With Kafka you normally don't pick a worker - Kafka does that. IIRC with some sort of consistent hashing - but for simplicity sake lets say it's just modulo 'messageID % numberOfShards'.

You control/configure numberOfShards - and its usually set to something order of magnitude bigger than your expected number of workers (to be precise - that's number of docker pods or hardware boxes/servers) - e.g. 32, 64 or 128.

So in practice - Kafka assigns multiple shards to each of your "workers" (if you have more workers than shards then some workers don't do any work).

And while each of your workers is limited to one thread for consuming Kafka messages. Each worker can still process multiple messages at the same time - in different async/threads.

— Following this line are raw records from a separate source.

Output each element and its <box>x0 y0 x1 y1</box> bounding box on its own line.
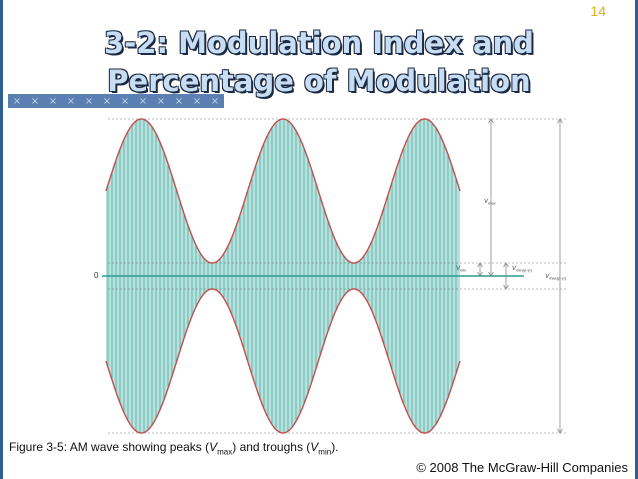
deco-x-icon: × <box>102 95 112 107</box>
left-frame-border <box>0 0 3 479</box>
deco-x-icon: × <box>192 95 202 107</box>
deco-x-icon: × <box>210 95 220 107</box>
slide-title-line-1: 3-2: Modulation Index and <box>104 26 534 60</box>
upper-envelope <box>105 118 461 264</box>
deco-x-icon: × <box>48 95 58 107</box>
dimension-arrows <box>477 118 563 434</box>
figure-caption: Figure 3-5: AM wave showing peaks (Vmax)… <box>9 440 339 457</box>
deco-x-icon: × <box>120 95 130 107</box>
vmax-arrow <box>488 118 494 277</box>
vmin-pp-arrow <box>503 262 509 290</box>
copyright-footer: © 2008 The McGraw-Hill Companies <box>416 460 628 475</box>
vmax-pp-arrow <box>557 118 563 434</box>
deco-x-icon: × <box>12 95 22 107</box>
vmax-pp-label: Vmax(p–p) <box>545 274 567 281</box>
right-frame-border <box>635 0 638 479</box>
vmax-label: Vmax <box>484 199 496 206</box>
decorative-bar: × × × × × × × × × × × × <box>8 94 224 108</box>
deco-x-icon: × <box>30 95 40 107</box>
vmin-label: Vmin <box>456 266 466 273</box>
vmin-arrow <box>477 262 483 277</box>
slide-title-line-2: Percentage of Modulation <box>107 64 531 98</box>
deco-x-icon: × <box>156 95 166 107</box>
slide-title: 3-2: Modulation Index and Percentage of … <box>0 24 638 100</box>
am-wave-diagram: 0 Vmax Vmin Vmin(p–p) Vmax(p–p) <box>94 118 568 434</box>
deco-x-icon: × <box>84 95 94 107</box>
zero-axis-label: 0 <box>94 271 99 280</box>
deco-x-icon: × <box>66 95 76 107</box>
dashed-reference-lines <box>108 118 568 434</box>
deco-x-icon: × <box>138 95 148 107</box>
vmin-pp-label: Vmin(p–p) <box>512 266 532 273</box>
lower-envelope <box>105 288 461 434</box>
deco-x-icon: × <box>174 95 184 107</box>
slide-number: 14 <box>590 3 606 19</box>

techcode · 2025-02-20T19:45:03 1740080703

To me it seems like your underlying assumptions is "1 worker can only work on one message/item at a time", right?

While you could also use Kafka like that - and it might even work for your use case, as long as you configure option (sorry forgot the name) that makes Kafka redistribute shards because particular workers/consumers are too slow.

AFAIK the usual way is for each worker to get more than one message/item at a time, and do the actual item/work in/through separate thread/work pool (or another async mechanism).

Kafka then keeps track of which messages were picked up by each worker/consumer, and how big is the gap between that and committed offset (marked as done).

It gets a bit more tricky if you: - can't afford to process some messages/work again (well at extreme end it might actually be a show stopper for using Kafka) - need to have automatic retry on error/fail, how quickly/slowly you want to retry, how many times to retry...etc. - can you afford to temporarily "lose" some pending (picked up from Kafka but offset not marked as done) items for random things (worker OOMKILLED, solar flare hit network cable ...)

We've actually solved some of these with simply having another (set of) worker(s) that consume same topic with a delay (imagine cron job that runs every 5 minutes). And doing things in case there's no record of task being done, putting it into same topic again for retry ...etc.